The Corvette is a sports car first manufactured by Chevrolet in 1953 and is built today exclusively at a General Motors assembly plant in Bowling Green, Kentucky. It was the first all-American sports car built by an American car manufacturer. The National Corvette Museum is also located in Bowling Green, Kentucky.
The car is generally regarded as a “poor man’s supercar”, even though this description is intended to be flattering. Corvettes have a long history of melding outstanding handling and brutal amounts of engine power into a reasonably priced package that is radically less expensive than prestigious models with similar abilities. This has understandably led to some scorn of the Corvette by owners of such challenging marques, with most of the criticism being aimed at the Corvette’s level of modification.
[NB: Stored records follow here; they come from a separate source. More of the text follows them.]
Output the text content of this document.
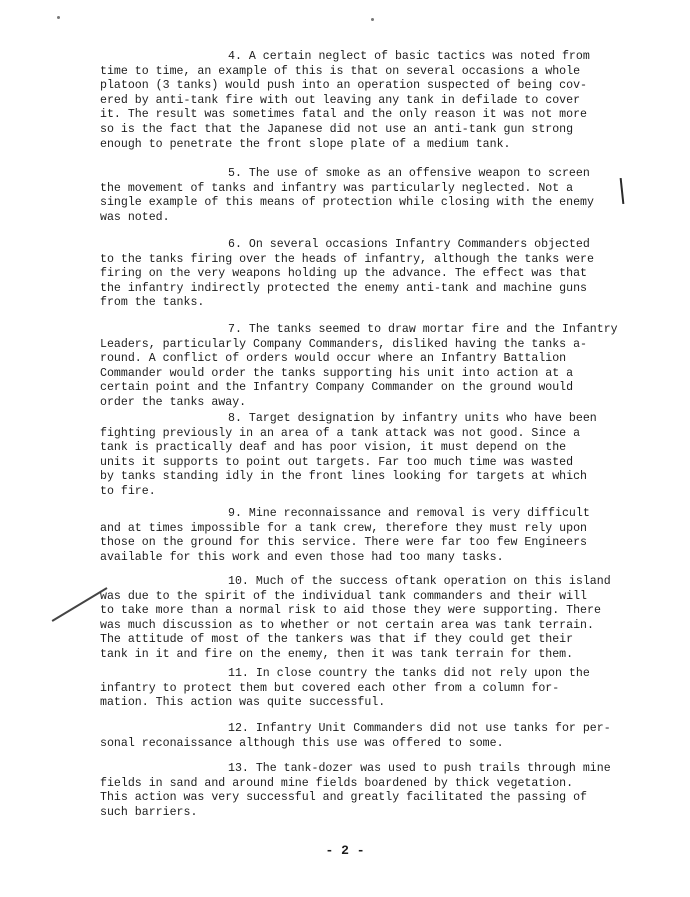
4. A certain neglect of basic tactics was noted from
time to time, an example of this is that on several occasions a whole
platoon (3 tanks) would push into an operation suspected of being cov-
ered by anti-tank fire with out leaving any tank in defilade to cover
it. The result was sometimes fatal and the only reason it was not more
so is the fact that the Japanese did not use an anti-tank gun strong
enough to penetrate the front slope plate of a medium tank.
5. The use of smoke as an offensive weapon to screen
the movement of tanks and infantry was particularly neglected. Not a
single example of this means of protection while closing with the enemy
was noted.
6. On several occasions Infantry Commanders objected
to the tanks firing over the heads of infantry, although the tanks were
firing on the very weapons holding up the advance. The effect was that
the infantry indirectly protected the enemy anti-tank and machine guns
from the tanks.
7. The tanks seemed to draw mortar fire and the Infantry
Leaders, particularly Company Commanders, disliked having the tanks a-
round. A conflict of orders would occur where an Infantry Battalion
Commander would order the tanks supporting his unit into action at a
certain point and the Infantry Company Commander on the ground would
order the tanks away.
8. Target designation by infantry units who have been
fighting previously in an area of a tank attack was not good. Since a
tank is practically deaf and has poor vision, it must depend on the
units it supports to point out targets. Far too much time was wasted
by tanks standing idly in the front lines looking for targets at which
to fire.
9. Mine reconnaissance and removal is very difficult
and at times impossible for a tank crew, therefore they must rely upon
those on the ground for this service. There were far too few Engineers
available for this work and even those had too many tasks.
10. Much of the success oftank operation on this island
was due to the spirit of the individual tank commanders and their will
to take more than a normal risk to aid those they were supporting. There
was much discussion as to whether or not certain area was tank terrain.
The attitude of most of the tankers was that if they could get their
tank in it and fire on the enemy, then it was tank terrain for them.
11. In close country the tanks did not rely upon the
infantry to protect them but covered each other from a column for-
mation. This action was quite successful.
12. Infantry Unit Commanders did not use tanks for per-
sonal reconaissance although this use was offered to some.
13. The tank-dozer was used to push trails through mine
fields in sand and around mine fields boardened by thick vegetation.
This action was very successful and greatly facilitated the passing of
such barriers.
- 2 -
Older generations of the Corvette have been criticized for being rough when compared to European sports cars, although the C5 and C6 generations seem to have silenced all but the most strident of such critics.
Corvettes tend to highlight simplicity over technical complexity when it comes to engine power. Where nearly all rival models rely on smaller-displacement engines with complex, double overhead cams (DOHC), variable valve timing (VVT), four- and five-valve heads, or turbochargers, the Corvette makes just as much or better power using a simple overhead valve (OHV) head with only two pushrod-actuated valves per cylinder, coupled with a larger-displacement engine. The fairly simple pushrod V8 engine is lighter and physically smaller than the more complex arrangements, as well as cheaper to manufacture. This lack of sophistication is sometimes viewed as a negative by extreme automotive purists, and has fueled the aforementioned “lack of refinement” argument. Regardless of the validity of such criticism, no one can deny the power, efficiency, and affordability of the design.